W3C Opens Public Discussion Forum on US Patent 5,838,906 and Eolas v. Microsoft.
Cover Pages: W3C Opens Public Discussion Forum on US Patent 5,838,906 and Eolas v. Microsoft:
- Eolas claims: ‘The patent covers Web browsers that support such currently popular technologies as ActiveX components, Java applets, and Navigator plug-ins. Eolas’ advanced browser technology makes possible rich interactive online experiences for over 500 million Web users, worldwide.’
- The article’s analysis: “People already of the opinion that US laws on software patents are hopelessly broken, that philosophical justification is fatally flawed, and that the patent review process is badly administered (patent application reviewers having no concept of what a “non-obvious” software solution might be) — will have no difficulty classifying this case as yet another in a long history of embarrassing episodes, giving the Europeans just cause for derisive laughter. People already of the opinion that software patents constitute a healthy mechanism for supporting innovation will applaud the entrepreneurial spirit of the University of California in (apparently) landing this big fish at the expense of a(nother) convicted monopolist. Open source software vendors are understandably worried about rulings such as this, as they have no adequate weapons with which to defend themselves against attack.”

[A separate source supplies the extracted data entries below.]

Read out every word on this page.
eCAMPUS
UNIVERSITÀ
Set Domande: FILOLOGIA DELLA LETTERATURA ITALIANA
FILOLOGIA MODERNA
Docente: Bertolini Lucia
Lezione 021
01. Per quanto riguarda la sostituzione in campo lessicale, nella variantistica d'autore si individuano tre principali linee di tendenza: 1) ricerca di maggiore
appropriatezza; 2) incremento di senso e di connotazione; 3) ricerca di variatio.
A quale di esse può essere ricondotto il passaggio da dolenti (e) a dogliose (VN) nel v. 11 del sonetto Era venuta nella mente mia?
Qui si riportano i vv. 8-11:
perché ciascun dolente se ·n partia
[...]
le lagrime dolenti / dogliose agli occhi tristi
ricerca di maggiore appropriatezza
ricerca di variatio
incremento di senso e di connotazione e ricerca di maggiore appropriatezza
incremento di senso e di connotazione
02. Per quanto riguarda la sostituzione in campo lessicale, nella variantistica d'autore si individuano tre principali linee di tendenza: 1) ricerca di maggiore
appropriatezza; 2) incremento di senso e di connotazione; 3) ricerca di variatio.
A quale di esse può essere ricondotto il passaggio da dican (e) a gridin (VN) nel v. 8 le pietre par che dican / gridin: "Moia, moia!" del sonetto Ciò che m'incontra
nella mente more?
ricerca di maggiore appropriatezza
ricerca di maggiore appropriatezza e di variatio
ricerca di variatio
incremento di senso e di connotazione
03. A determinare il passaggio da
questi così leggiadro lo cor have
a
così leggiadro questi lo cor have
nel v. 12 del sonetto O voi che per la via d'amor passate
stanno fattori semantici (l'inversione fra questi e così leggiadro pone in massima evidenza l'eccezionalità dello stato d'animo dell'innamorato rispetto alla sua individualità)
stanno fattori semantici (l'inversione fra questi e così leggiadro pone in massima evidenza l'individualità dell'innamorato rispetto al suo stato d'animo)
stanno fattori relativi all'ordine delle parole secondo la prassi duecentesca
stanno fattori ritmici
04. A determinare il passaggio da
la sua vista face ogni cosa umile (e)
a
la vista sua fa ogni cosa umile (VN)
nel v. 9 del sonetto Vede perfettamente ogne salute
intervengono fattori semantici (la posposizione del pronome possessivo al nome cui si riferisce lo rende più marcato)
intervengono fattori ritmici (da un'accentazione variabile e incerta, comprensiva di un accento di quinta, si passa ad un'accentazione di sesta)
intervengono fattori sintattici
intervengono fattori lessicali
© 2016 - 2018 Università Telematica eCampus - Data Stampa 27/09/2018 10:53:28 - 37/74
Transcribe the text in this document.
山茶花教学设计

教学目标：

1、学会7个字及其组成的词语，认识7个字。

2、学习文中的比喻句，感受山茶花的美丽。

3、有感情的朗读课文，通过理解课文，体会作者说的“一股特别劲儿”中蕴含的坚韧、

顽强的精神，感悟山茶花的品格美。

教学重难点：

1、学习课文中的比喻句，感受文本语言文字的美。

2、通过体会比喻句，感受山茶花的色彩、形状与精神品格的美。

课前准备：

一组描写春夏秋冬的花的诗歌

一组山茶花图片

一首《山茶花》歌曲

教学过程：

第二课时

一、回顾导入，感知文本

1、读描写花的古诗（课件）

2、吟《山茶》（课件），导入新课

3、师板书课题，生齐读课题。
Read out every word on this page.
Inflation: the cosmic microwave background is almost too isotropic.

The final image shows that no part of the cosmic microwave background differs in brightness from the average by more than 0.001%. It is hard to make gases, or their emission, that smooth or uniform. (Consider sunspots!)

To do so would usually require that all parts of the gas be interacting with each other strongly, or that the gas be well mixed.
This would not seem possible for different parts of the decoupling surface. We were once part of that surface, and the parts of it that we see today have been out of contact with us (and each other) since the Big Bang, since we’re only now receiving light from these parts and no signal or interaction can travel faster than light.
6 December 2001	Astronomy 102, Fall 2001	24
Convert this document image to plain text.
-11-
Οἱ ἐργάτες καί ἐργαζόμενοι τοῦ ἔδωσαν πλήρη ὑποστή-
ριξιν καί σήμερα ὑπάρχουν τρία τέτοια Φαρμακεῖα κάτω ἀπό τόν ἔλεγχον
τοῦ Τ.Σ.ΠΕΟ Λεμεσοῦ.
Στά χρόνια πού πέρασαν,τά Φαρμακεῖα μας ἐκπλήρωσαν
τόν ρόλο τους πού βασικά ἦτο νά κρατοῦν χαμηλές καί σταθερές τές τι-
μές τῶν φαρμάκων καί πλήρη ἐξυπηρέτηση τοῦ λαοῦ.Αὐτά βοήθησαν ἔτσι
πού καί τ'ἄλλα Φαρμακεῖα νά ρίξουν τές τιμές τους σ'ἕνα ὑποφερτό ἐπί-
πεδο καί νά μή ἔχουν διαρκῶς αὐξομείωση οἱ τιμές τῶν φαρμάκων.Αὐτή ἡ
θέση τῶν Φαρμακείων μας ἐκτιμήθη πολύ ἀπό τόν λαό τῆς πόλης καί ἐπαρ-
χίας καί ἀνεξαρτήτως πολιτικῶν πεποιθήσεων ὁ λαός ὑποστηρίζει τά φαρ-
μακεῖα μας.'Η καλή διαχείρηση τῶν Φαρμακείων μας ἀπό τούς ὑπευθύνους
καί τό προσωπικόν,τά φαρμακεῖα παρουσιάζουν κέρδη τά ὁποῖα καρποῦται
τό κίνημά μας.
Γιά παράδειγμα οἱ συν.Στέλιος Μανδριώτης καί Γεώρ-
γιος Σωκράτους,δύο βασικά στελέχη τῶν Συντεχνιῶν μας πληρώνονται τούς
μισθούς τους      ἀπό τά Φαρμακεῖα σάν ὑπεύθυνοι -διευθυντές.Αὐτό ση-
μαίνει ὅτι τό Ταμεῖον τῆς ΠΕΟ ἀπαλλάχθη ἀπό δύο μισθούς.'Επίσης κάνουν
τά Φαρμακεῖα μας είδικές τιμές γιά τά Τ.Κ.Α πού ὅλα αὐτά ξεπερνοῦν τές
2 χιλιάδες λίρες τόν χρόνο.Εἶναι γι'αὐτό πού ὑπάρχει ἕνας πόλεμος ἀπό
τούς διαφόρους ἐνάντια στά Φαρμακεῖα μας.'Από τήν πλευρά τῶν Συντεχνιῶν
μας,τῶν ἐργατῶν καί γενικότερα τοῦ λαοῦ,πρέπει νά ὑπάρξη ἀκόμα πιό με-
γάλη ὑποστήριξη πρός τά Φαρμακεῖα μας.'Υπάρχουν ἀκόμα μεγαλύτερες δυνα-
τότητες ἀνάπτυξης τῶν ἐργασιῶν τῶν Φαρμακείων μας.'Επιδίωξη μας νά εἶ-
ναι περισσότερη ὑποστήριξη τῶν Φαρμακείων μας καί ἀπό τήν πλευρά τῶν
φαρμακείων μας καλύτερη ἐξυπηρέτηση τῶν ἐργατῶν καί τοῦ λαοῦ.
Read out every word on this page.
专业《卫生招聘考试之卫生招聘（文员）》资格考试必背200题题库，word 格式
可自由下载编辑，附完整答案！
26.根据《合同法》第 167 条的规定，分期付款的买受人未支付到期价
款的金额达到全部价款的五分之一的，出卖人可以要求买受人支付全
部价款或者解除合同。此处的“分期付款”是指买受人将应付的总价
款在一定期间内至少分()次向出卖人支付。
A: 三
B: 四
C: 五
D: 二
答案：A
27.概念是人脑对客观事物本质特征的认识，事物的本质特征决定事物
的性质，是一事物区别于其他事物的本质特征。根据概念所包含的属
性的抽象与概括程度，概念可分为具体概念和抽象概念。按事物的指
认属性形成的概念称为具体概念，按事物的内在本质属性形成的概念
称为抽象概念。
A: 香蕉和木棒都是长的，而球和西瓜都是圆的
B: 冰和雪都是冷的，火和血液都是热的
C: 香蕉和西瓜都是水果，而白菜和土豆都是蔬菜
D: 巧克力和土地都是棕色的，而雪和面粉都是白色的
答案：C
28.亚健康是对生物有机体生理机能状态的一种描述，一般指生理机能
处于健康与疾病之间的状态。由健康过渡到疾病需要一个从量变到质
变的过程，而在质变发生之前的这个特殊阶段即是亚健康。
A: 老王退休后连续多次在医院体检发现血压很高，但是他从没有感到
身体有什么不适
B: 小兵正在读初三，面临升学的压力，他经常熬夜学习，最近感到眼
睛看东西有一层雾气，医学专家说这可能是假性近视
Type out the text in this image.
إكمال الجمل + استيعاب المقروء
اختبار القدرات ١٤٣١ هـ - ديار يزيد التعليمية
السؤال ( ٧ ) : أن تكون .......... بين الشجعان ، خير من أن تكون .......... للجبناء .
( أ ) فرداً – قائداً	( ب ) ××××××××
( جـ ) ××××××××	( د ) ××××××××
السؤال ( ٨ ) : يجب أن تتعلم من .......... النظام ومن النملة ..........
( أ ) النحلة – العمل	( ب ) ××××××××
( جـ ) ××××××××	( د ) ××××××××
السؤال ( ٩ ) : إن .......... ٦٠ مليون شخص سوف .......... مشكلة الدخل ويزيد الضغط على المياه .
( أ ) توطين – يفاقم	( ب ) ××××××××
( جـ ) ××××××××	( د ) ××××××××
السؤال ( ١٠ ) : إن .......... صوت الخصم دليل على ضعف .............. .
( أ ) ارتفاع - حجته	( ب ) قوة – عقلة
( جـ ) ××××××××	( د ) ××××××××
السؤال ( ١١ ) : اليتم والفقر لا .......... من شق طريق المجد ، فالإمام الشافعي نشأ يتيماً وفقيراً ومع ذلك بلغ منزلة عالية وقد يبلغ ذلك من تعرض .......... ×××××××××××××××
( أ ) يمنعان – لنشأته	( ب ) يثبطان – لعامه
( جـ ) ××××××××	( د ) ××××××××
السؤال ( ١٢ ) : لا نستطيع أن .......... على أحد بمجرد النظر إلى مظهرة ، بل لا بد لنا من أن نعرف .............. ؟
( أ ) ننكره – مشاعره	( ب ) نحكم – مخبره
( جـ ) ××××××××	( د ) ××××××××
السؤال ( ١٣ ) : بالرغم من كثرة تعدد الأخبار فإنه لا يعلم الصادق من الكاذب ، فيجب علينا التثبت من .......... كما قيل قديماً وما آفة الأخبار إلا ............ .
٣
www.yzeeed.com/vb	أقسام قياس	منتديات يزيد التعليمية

Mike May regains his sight after 43 years of blindness
The Guardian: Mike May regains his sight after 43 years of blindness: “his remarkable account of seeing for the first time since he was three”
… I can’t fathom how sighted people go around seeing each other’s eyes without being flustered too.
RSA develops selective RFID blocker
RFID readers can’t talk to more than one tag at a time, so when multiple tags reply to a query, the readers detect a collision and revert to what’s known as a singulation protocol to communicate with each tag individually. To accomplish this, the reader queries each tag for its next bit, which identifies which portion of a binary tree the tag resides on. When queried, a blocker tag responds with a ‘0’ and a ‘1’ bit. This causes the reader to start over and explore the entire tree.
Such a tag could be programmed to block only a certain range of RFID serial numbers. This would still allow for benign uses of RFID tags while enabling users or corporations to control which tags are readable.
Easy subpoenas are bad law
Peter Swire: Don’t delete Internet privacy: Porn web sites file DMCA subpoenas to identify visitors.
Cheap network devices with embedded IP addresses
Flawed Routers Flood University of Wisconsin Internet Time Server:
NetGear equipment (500,000 unique devices observed, 700,000 manufactured) polls at one second intervals until it receives a response from the NTP server, after which it uses a longer poll interval such as one minute, ten minutes, two hours, or 24 hours, depending upon product model and firmware version.
Australian IT – Rogue routers cause havoc for CSIRO (Kate Mackenzie, JULY 08, 2003): about 85,000 SMC brand routers poll the CSIRO time server twice a minute when they don’t receive a response.
The Story of Nadine
The Story of “Nadine” — a Tale of Mailing Lists. It’s been out there for a while, but somehow I’ve missed it until now. A diligent system administrator writes up the story of one misaddressed opt-in and the subsequent sale of that information from one spammer to another. Particularly interesting was the effort one spammer put in, by apparently going to the trouble of looking up the name of a joint tenant in some public records somewhere.
Acrobat and InfoPath
Jon Udell: Acrobat and InfoPath:
The only missing InfoPath ingredient is a forms designer that nonprogrammers can use to map between schema elements and form fields. That’s just what the recently announced Adobe Forms Designer intends to be. I like where Adobe is going. The familiarity of paper forms matters to lots of people. And unless Microsoft’s strategy changes radically, those folks are far likelier to have an Adobe reader than an InfoPath client.